Production of artifact methylmercury during the analysis of certified reference sediments: Use of ionic exchange in the sample treatment step to minimise the problem

Production of artifact methylmercury (MeHg+) during the analysis of two certified reference sediments, CRM-580 and IAEA-405, was investigated. Leaching of the analyte from the solid sample was achieved by ultrasound assisted acidic extraction. The aqueous leachate was either ethylated (NaBEt4) or phenylated (NaBPh4) using acetic/acetate or citric/citrate to buffer the solution. Preconcentration of the volatile compounds was carried out by extraction with an organic solvent (n-hexane) or solid phase microextraction (SPME). MeHg+ was finally separated and detected by gas chromatography with atomic emission or mass spectrometry detection (GC–MIP-AED or GC–MS). In all the cases the concentrations obtained for MeHg+ in the CRM-580 were significantly higher than the certified value.
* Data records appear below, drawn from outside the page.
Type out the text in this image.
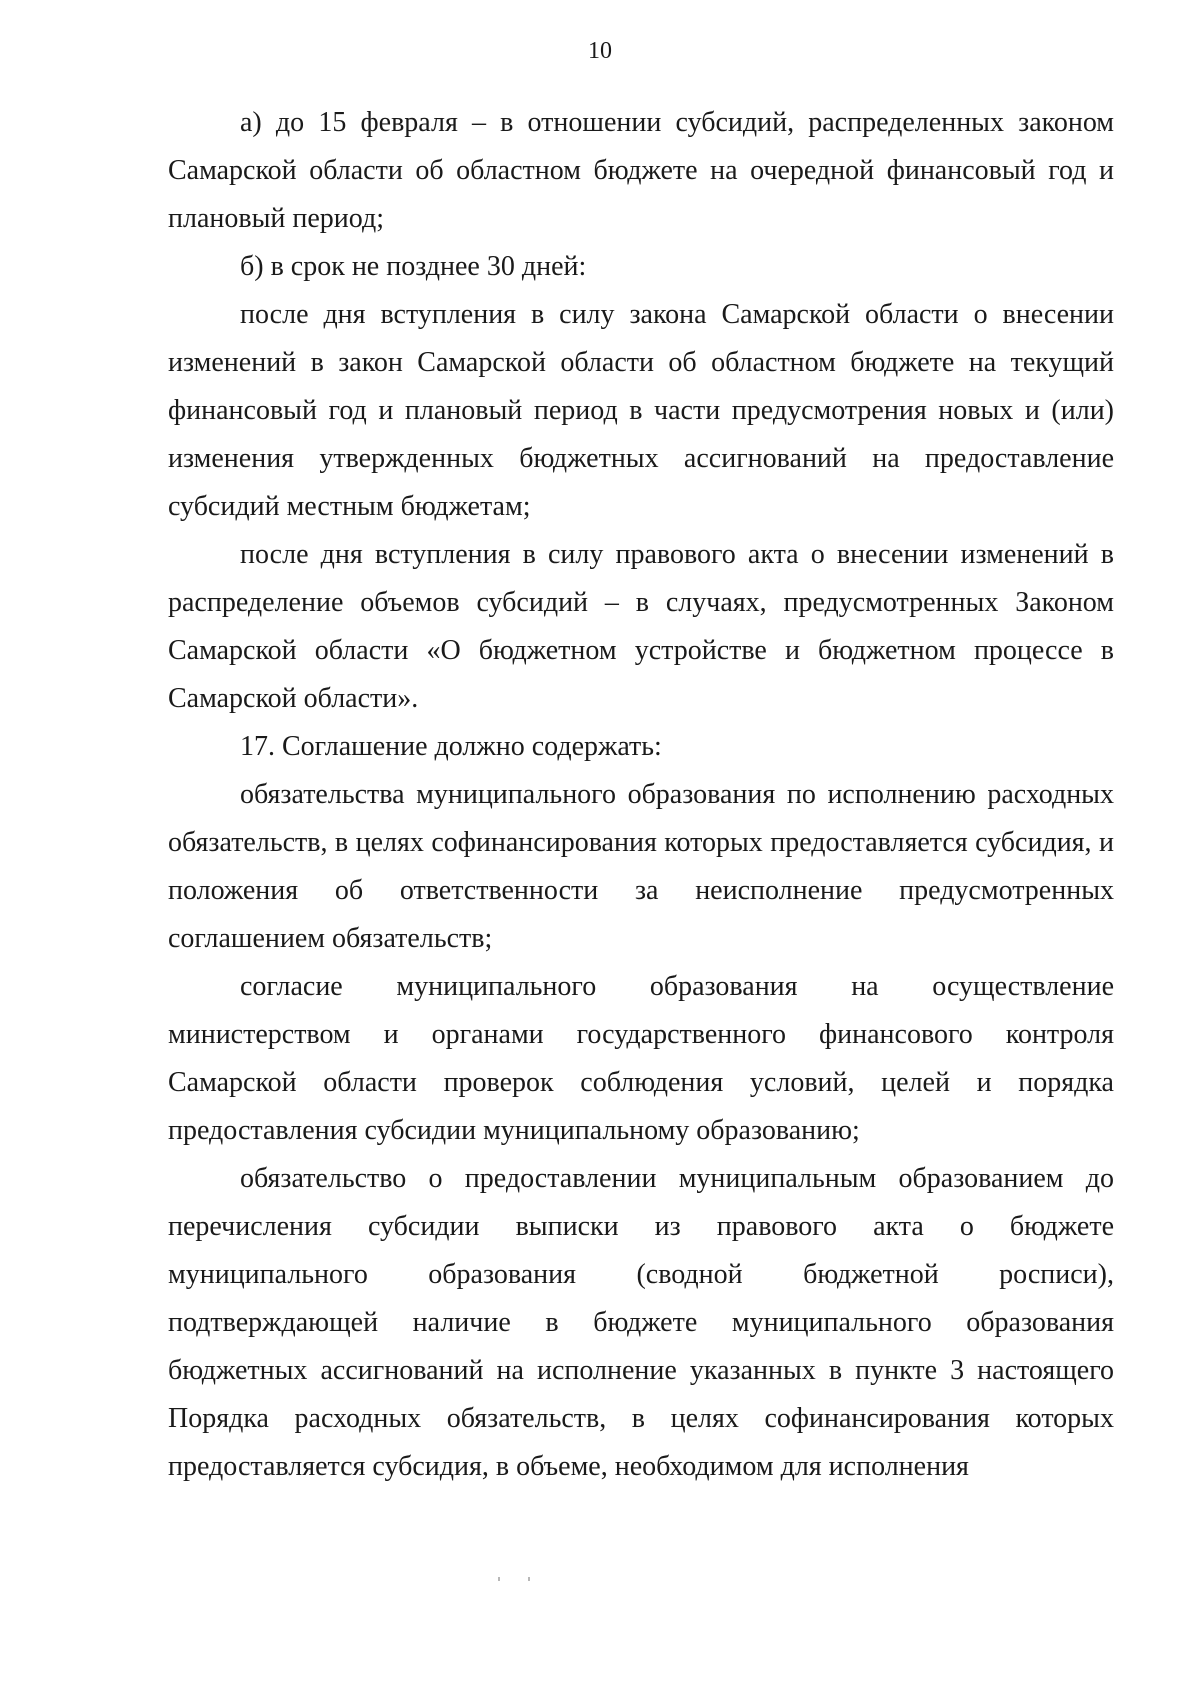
10

а) до 15 февраля – в отношении субсидий, распределенных законом Самарской области об областном бюджете на очередной финансовый год и плановый период;

б) в срок не позднее 30 дней:

после дня вступления в силу закона Самарской области о внесении изменений в закон Самарской области об областном бюджете на текущий финансовый год и плановый период в части предусмотрения новых и (или) изменения утвержденных бюджетных ассигнований на предоставление субсидий местным бюджетам;

после дня вступления в силу правового акта о внесении изменений в распределение объемов субсидий – в случаях, предусмотренных Законом Самарской области «О бюджетном устройстве и бюджетном процессе в Самарской области».

17. Соглашение должно содержать:

обязательства муниципального образования по исполнению расходных обязательств, в целях софинансирования которых предоставляется субсидия, и положения об ответственности за неисполнение предусмотренных соглашением обязательств;

согласие муниципального образования на осуществление министерством и органами государственного финансового контроля Самарской области проверок соблюдения условий, целей и порядка предоставления субсидии муниципальному образованию;

обязательство о предоставлении муниципальным образованием до перечисления субсидии выписки из правового акта о бюджете муниципального образования (сводной бюджетной росписи), подтверждающей наличие в бюджете муниципального образования бюджетных ассигнований на исполнение указанных в пункте 3 настоящего Порядка расходных обязательств, в целях софинансирования которых предоставляется субсидия, в объеме, необходимом для исполнения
For the IAEA-405, however, the MeHg+ concentration found was always statistically indistinguishable from the certified value. Experiments were also conducted with synthetic samples, such as aqueous mixtures of MeHg+ and inorganic mercury (Hg2+) or silica-gel spiked with both compounds. The methylation rates found (defined as the percentage of Hg2+ present in the sample which methylates to give artifact MeHg+) ranged from not observable (in certain synthetic aqueous mixtures) to 0.57% (analysis of CRM-580 under certain conditions). As the amount of Hg2+ available in the sample seems to be the main factor controlling the magnitude of the artifact, several experiments were conducted using an ionic exchange resin (Dowex M-41) in order to minimise the concentration of this chemical in the reaction medium. First, a hydrochloric leachate of the sample was passed through a microcolumn packed with the exchanger. Second, the resin was mixed with the sample prior to extraction with HCl. In both cases, the predominant Hg2+ species, HgCl42−, was adsorbed on the resin, whereas MeHg+, mainly as MeHgCl, remained in solution. Following the second option, a new method to analyse MeHg+ in conflictive matrices like certain sediments was proposed. This approach produced better results for the CRM-580, but a MeHg+ concentration slightly, but statistically significant, higher than the reference value was still obtained.